BEERS: The answer to your second part is, of course, with the benefit of
hindsight. The answer to the first part of your question was there was
training for the Peruvian participants in a series of technical terms and
phrases in order that they could communicate at a basic level about the
procedures. But I think it is also fair to say that the stress levels that
occurred in the cockpit on the 20th of April created impediments to any
level of understanding. . ..
But as I also said earlier, you will in some cases hear a response that
suggests understanding, but subsequent action clearly indicates that that
particular message was not at all understood, and it was simply a polite
"yes" or "okay."
QUESTION: When you get into that aircraft, do they already know -- both
sides already know that they don't understand the language?

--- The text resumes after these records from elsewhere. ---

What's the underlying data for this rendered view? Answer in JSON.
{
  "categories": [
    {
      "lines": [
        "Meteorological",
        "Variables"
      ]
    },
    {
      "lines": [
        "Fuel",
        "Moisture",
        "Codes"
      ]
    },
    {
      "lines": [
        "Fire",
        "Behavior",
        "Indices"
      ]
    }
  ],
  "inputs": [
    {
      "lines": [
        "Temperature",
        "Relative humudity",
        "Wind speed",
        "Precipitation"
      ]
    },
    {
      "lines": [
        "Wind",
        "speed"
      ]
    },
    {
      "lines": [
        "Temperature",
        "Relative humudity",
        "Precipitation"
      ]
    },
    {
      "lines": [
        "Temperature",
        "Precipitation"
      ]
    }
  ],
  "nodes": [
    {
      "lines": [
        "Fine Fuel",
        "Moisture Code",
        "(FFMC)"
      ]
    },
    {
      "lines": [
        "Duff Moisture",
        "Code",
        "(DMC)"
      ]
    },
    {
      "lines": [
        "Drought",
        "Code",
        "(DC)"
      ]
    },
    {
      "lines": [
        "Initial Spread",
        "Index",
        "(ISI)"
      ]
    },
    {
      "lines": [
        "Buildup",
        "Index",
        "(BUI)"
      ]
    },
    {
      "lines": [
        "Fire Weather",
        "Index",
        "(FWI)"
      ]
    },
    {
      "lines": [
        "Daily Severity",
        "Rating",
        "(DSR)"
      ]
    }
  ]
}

BEERS: No, they practice together and they train together, and they
believed before they took off that they could communicate with one another.
This was not sort of folks coming together only for the first time in this
particular instance. They had been together -- what, for two or three
weeks. Before they had trained together, they had flown together. This was
not even the first operational flight that they had been on together.
So there was an expectation or understanding that, yes, they could
communicate. And it didn't show up, at least not in so pronounced a manner,
until this particular incident.
He could have added that, by then, it was too late for Charity and her mom.